Name or Nature? 14th Sunday in ordinary time – Mark 6: 1-6

Name or Nature?  14th Sunday in ordinary time  -Mark 6: 1-6

We move from belief to disbelief, and the fact that this disbelief comes from Jesus’ own hometown in Nazareth, makes this incident all the more shocking. But this brings to a close on Mark’s collation of the rejection of Jesus in Galilee, a rejection that began in Chapter 3:7 and reaches a crescendo in 6:6.

Jesus moves from the western shore of Galilee, inland towards Nazareth, and here the rejection is personal. Rejection is always harder when it source is one’s own family. His own did not accept Him while strangers in Capernaum did!

Jesus comes to the synagogue in Nazareth and begins to teach. The initial reaction of being ‘astounded’  to such wisdom, gives way to more negative comments which are personal in nature. Unlike Jarius and the haemorrhaging woman, they can only see a face, not faith – they recognise a name, not His nature. One would never understand why the ‘son of the town’ who has such wisdom, would not be celebrated? But then again human beings are fickle!

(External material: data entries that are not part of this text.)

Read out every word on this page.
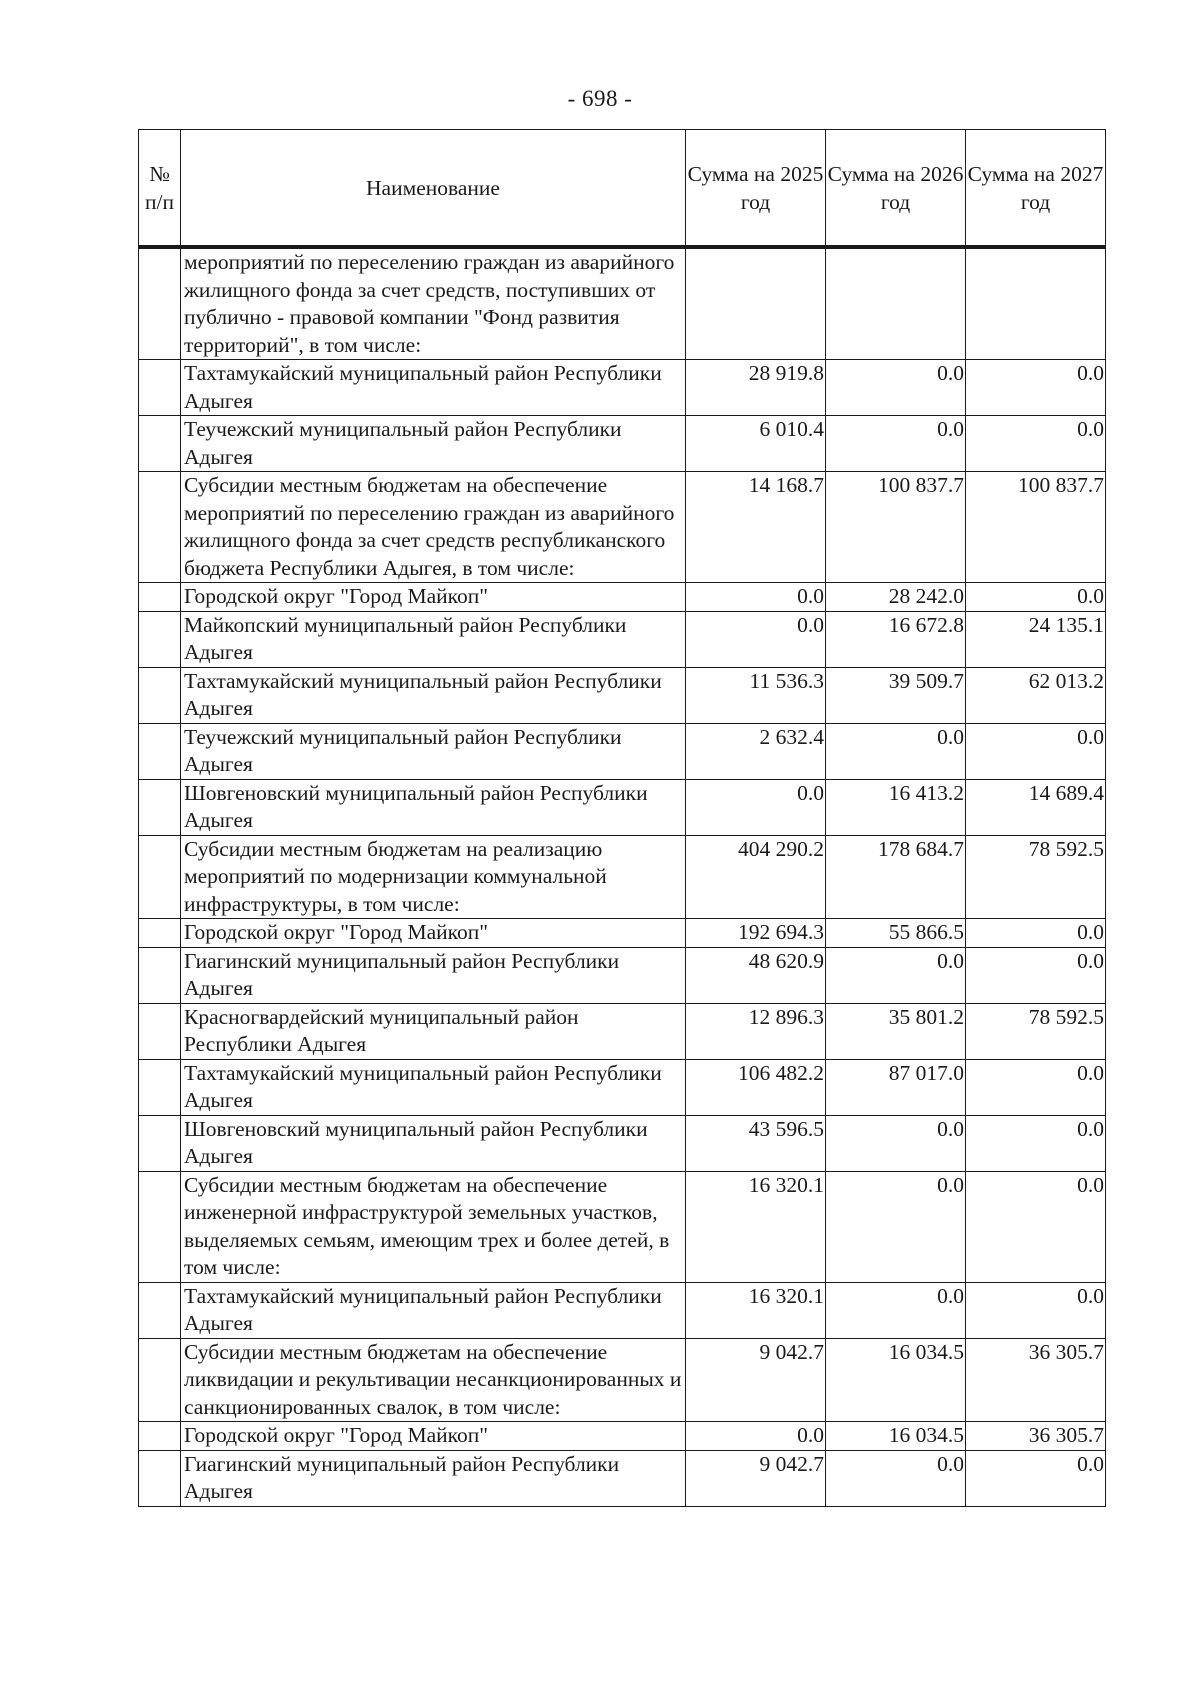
- 698 -
№ п/п	Наименование	Сумма на 2025 год	Сумма на 2026 год	Сумма на 2027 год
	мероприятий по переселению граждан из аварийного жилищного фонда за счет средств, поступивших от публично - правовой компании "Фонд развития территорий", в том числе:			
	Тахтамукайский муниципальный район Республики Адыгея	28 919.8	0.0	0.0
	Теучежский муниципальный район Республики Адыгея	6 010.4	0.0	0.0
	Субсидии местным бюджетам на обеспечение мероприятий по переселению граждан из аварийного жилищного фонда за счет средств республиканского бюджета Республики Адыгея, в том числе:	14 168.7	100 837.7	100 837.7
	Городской округ "Город Майкоп"	0.0	28 242.0	0.0
	Майкопский муниципальный район Республики Адыгея	0.0	16 672.8	24 135.1
	Тахтамукайский муниципальный район Республики Адыгея	11 536.3	39 509.7	62 013.2
	Теучежский муниципальный район Республики Адыгея	2 632.4	0.0	0.0
	Шовгеновский муниципальный район Республики Адыгея	0.0	16 413.2	14 689.4
	Субсидии местным бюджетам на реализацию мероприятий по модернизации коммунальной инфраструктуры, в том числе:	404 290.2	178 684.7	78 592.5
	Городской округ "Город Майкоп"	192 694.3	55 866.5	0.0
	Гиагинский муниципальный район Республики Адыгея	48 620.9	0.0	0.0
	Красногвардейский муниципальный район Республики Адыгея	12 896.3	35 801.2	78 592.5
	Тахтамукайский муниципальный район Республики Адыгея	106 482.2	87 017.0	0.0
	Шовгеновский муниципальный район Республики Адыгея	43 596.5	0.0	0.0
	Субсидии местным бюджетам на обеспечение инженерной инфраструктурой земельных участков, выделяемых семьям, имеющим трех и более детей, в том числе:	16 320.1	0.0	0.0
	Тахтамукайский муниципальный район Республики Адыгея	16 320.1	0.0	0.0
	Субсидии местным бюджетам на обеспечение ликвидации и рекультивации несанкционированных и санкционированных свалок, в том числе:	9 042.7	16 034.5	36 305.7
	Городской округ "Город Майкоп"	0.0	16 034.5	36 305.7
	Гиагинский муниципальный район Республики Адыгея	9 042.7	0.0	0.0
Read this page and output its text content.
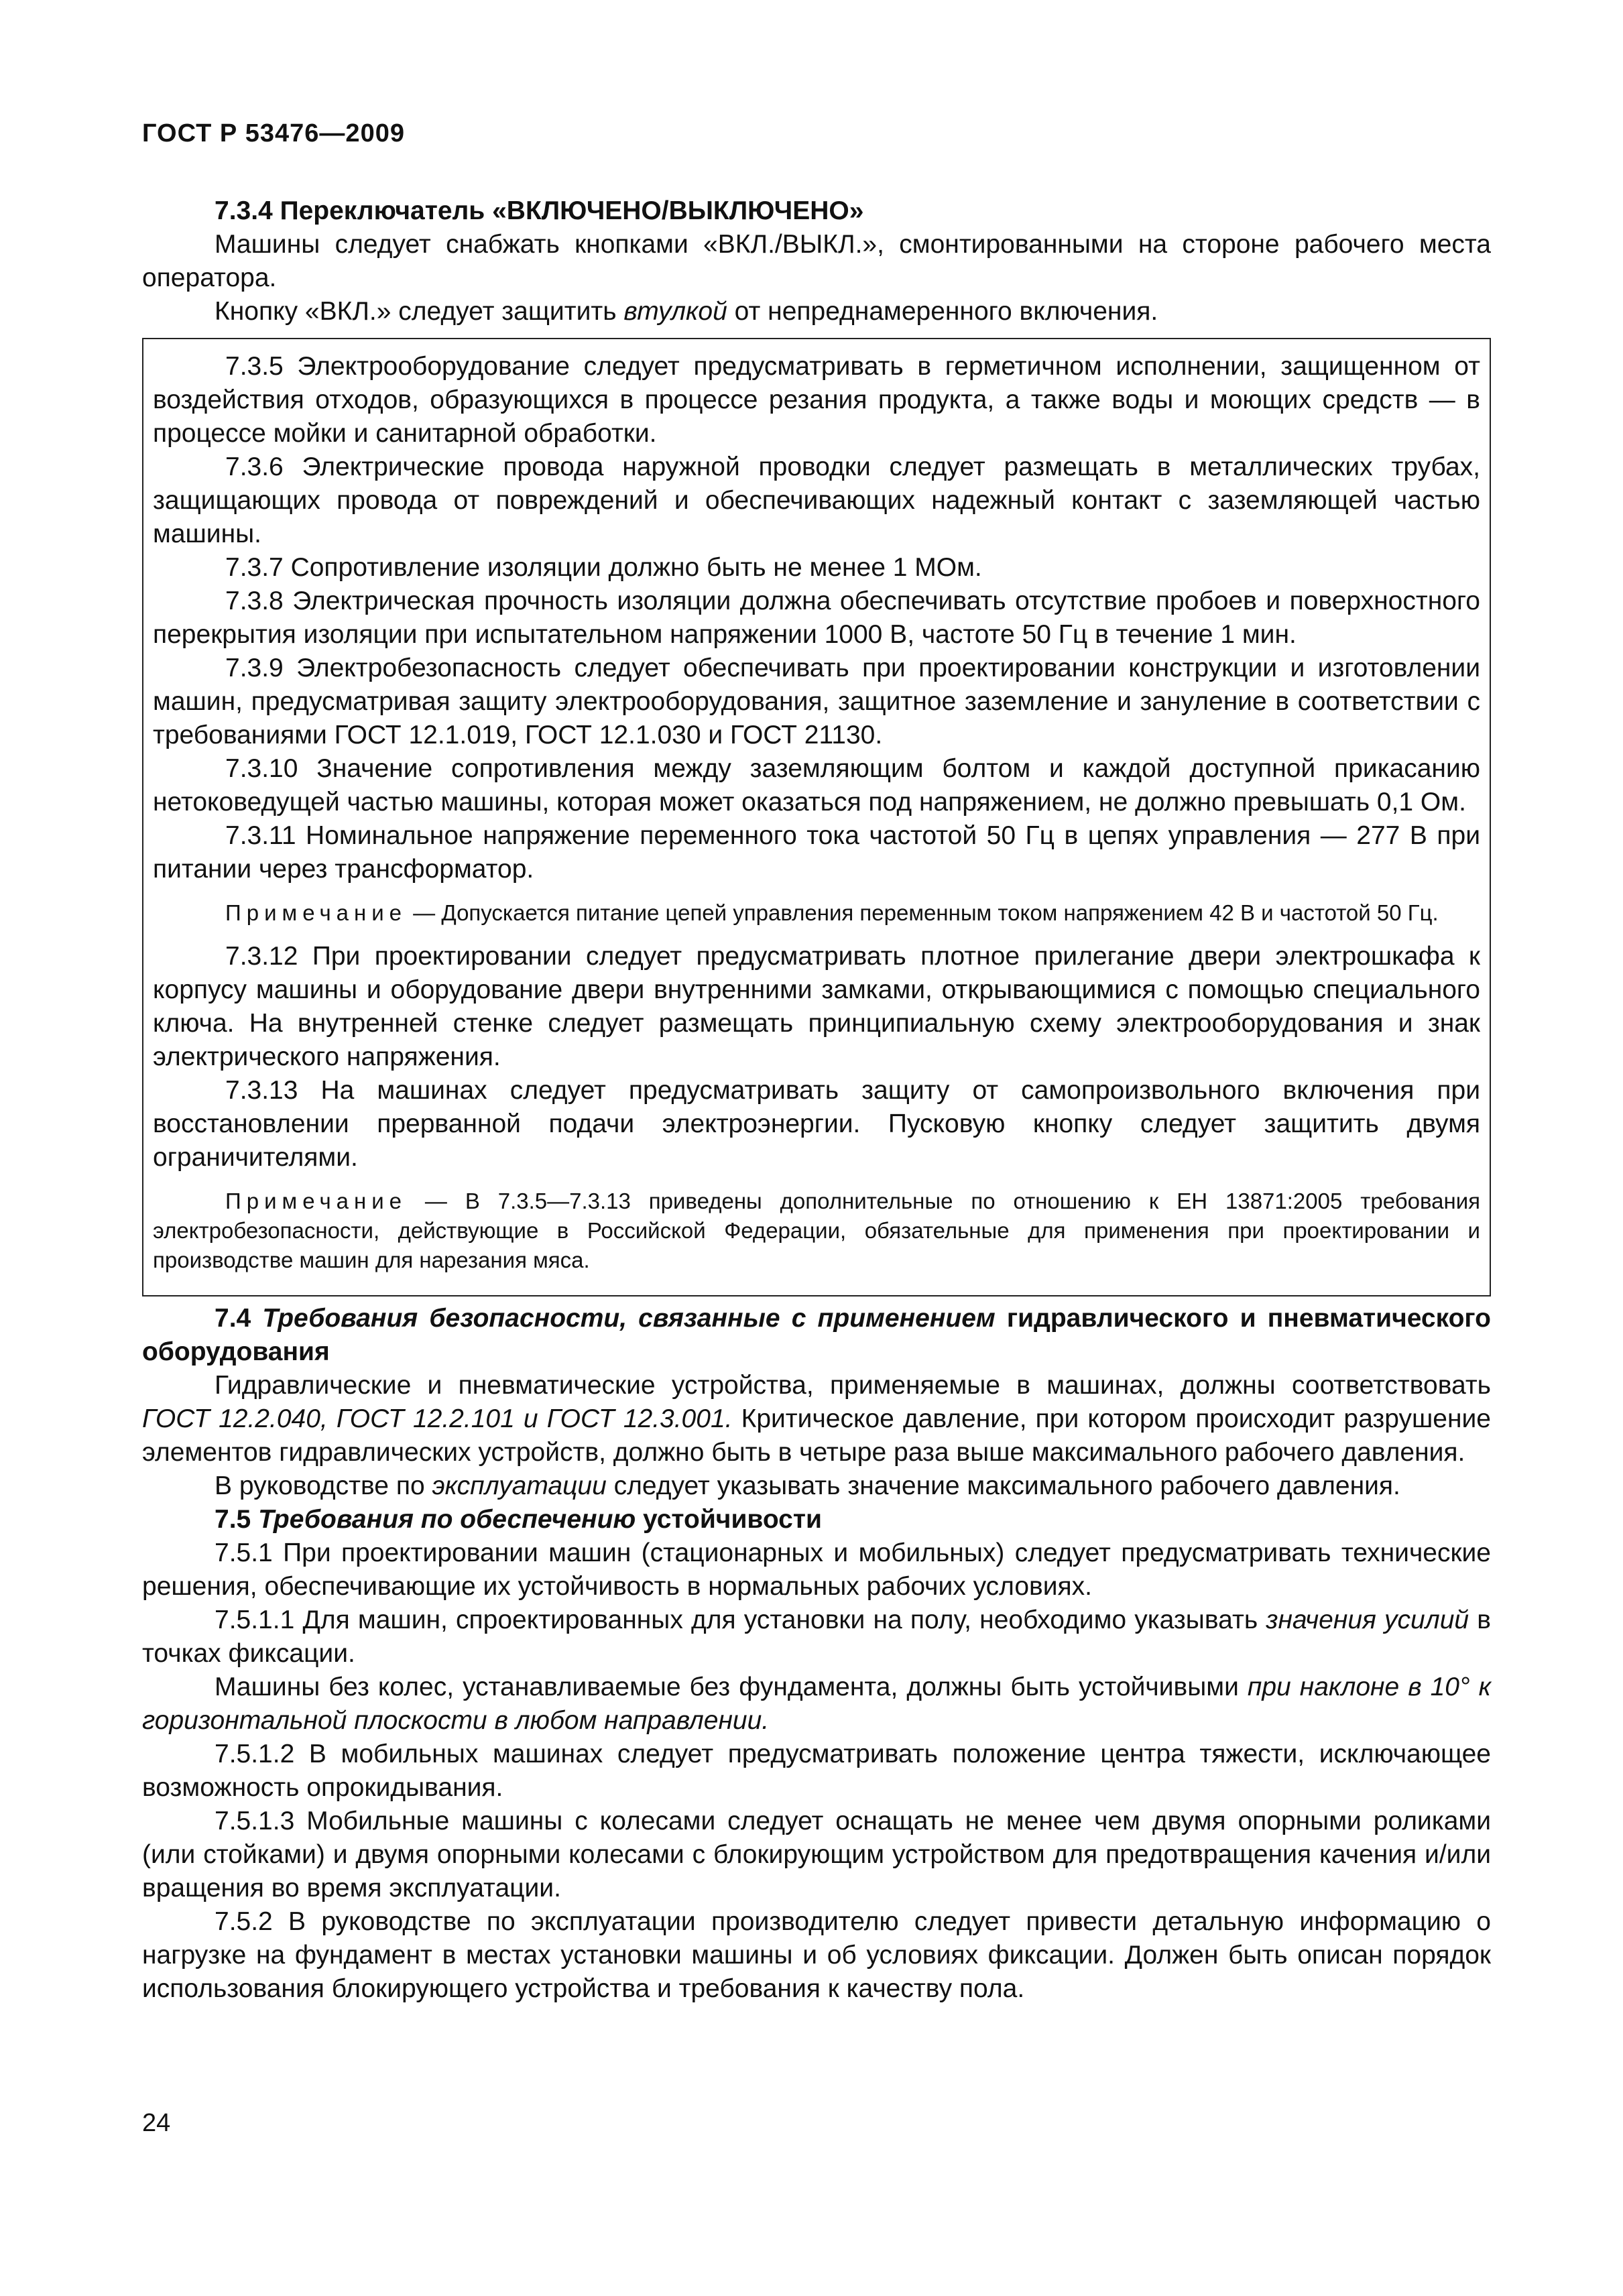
ГОСТ Р 53476—2009

7.3.4 Переключатель «ВКЛЮЧЕНО/ВЫКЛЮЧЕНО»

Машины следует снабжать кнопками «ВКЛ./ВЫКЛ.», смонтированными на стороне рабочего места оператора.

Кнопку «ВКЛ.» следует защитить втулкой от непреднамеренного включения.

7.3.5 Электрооборудование следует предусматривать в герметичном исполнении, защищенном от воздействия отходов, образующихся в процессе резания продукта, а также воды и моющих средств — в процессе мойки и санитарной обработки.

7.3.6 Электрические провода наружной проводки следует размещать в металлических трубах, защищающих провода от повреждений и обеспечивающих надежный контакт с заземляющей частью машины.

7.3.7 Сопротивление изоляции должно быть не менее 1 МОм.

7.3.8 Электрическая прочность изоляции должна обеспечивать отсутствие пробоев и поверхностного перекрытия изоляции при испытательном напряжении 1000 В, частоте 50 Гц в течение 1 мин.

7.3.9 Электробезопасность следует обеспечивать при проектировании конструкции и изготовлении машин, предусматривая защиту электрооборудования, защитное заземление и зануление в соответствии с требованиями ГОСТ 12.1.019, ГОСТ 12.1.030 и ГОСТ 21130.

7.3.10 Значение сопротивления между заземляющим болтом и каждой доступной прикасанию нетоковедущей частью машины, которая может оказаться под напряжением, не должно превышать 0,1 Ом.

7.3.11 Номинальное напряжение переменного тока частотой 50 Гц в цепях управления — 277 В при питании через трансформатор.

Примечание — Допускается питание цепей управления переменным током напряжением 42 В и частотой 50 Гц.

7.3.12 При проектировании следует предусматривать плотное прилегание двери электрошкафа к корпусу машины и оборудование двери внутренними замками, открывающимися с помощью специального ключа. На внутренней стенке следует размещать принципиальную схему электрооборудования и знак электрического напряжения.

7.3.13 На машинах следует предусматривать защиту от самопроизвольного включения при восстановлении прерванной подачи электроэнергии. Пусковую кнопку следует защитить двумя ограничителями.

Примечание — В 7.3.5—7.3.13 приведены дополнительные по отношению к ЕН 13871:2005 требования электробезопасности, действующие в Российской Федерации, обязательные для применения при проектировании и производстве машин для нарезания мяса.

7.4 Требования безопасности, связанные с применением гидравлического и пневматического оборудования

Гидравлические и пневматические устройства, применяемые в машинах, должны соответствовать ГОСТ 12.2.040, ГОСТ 12.2.101 и ГОСТ 12.3.001. Критическое давление, при котором происходит разрушение элементов гидравлических устройств, должно быть в четыре раза выше максимального рабочего давления.

В руководстве по эксплуатации следует указывать значение максимального рабочего давления.

7.5 Требования по обеспечению устойчивости

7.5.1 При проектировании машин (стационарных и мобильных) следует предусматривать технические решения, обеспечивающие их устойчивость в нормальных рабочих условиях.

7.5.1.1 Для машин, спроектированных для установки на полу, необходимо указывать значения усилий в точках фиксации.

Машины без колес, устанавливаемые без фундамента, должны быть устойчивыми при наклоне в 10° к горизонтальной плоскости в любом направлении.

7.5.1.2 В мобильных машинах следует предусматривать положение центра тяжести, исключающее возможность опрокидывания.

7.5.1.3 Мобильные машины с колесами следует оснащать не менее чем двумя опорными роликами (или стойками) и двумя опорными колесами с блокирующим устройством для предотвращения качения и/или вращения во время эксплуатации.

7.5.2 В руководстве по эксплуатации производителю следует привести детальную информацию о нагрузке на фундамент в местах установки машины и об условиях фиксации. Должен быть описан порядок использования блокирующего устройства и требования к качеству пола.

24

The description of Jesus as the ‘son of Mary’ was more an insult than a desire to identify Him. Jews were customarily known by their father’s name; they should have called Him the ‘son of Joseph’.  But it is their own thoughts that scandalize them (vs3). Interestingly the translation of ‘they took offense’ is ‘skandalon’ or in English scandal, whose roots reveal that a scandal is more a ’stumbling block’. It is not the words or the person of Jesus that cause His hometown folk to be scandalized, but their own thoughts that become a ‘stumbling block’ to His acceptance. 

Perhaps we need to look at our own stumbling blocks, the coloured glasses that we look at people with. Often we glibly dismiss people for their colour, creed, and sexual orientations. We see their actions as a scandal, and so reject them. Remember the words of Pope Francis, “who am I to judge?” In doing so, we dehumanize a human person and fail to see the ‘prophet’ in them. We close our doors to them and our hearts to Jesus, reducing them all to mere ‘carpenters’.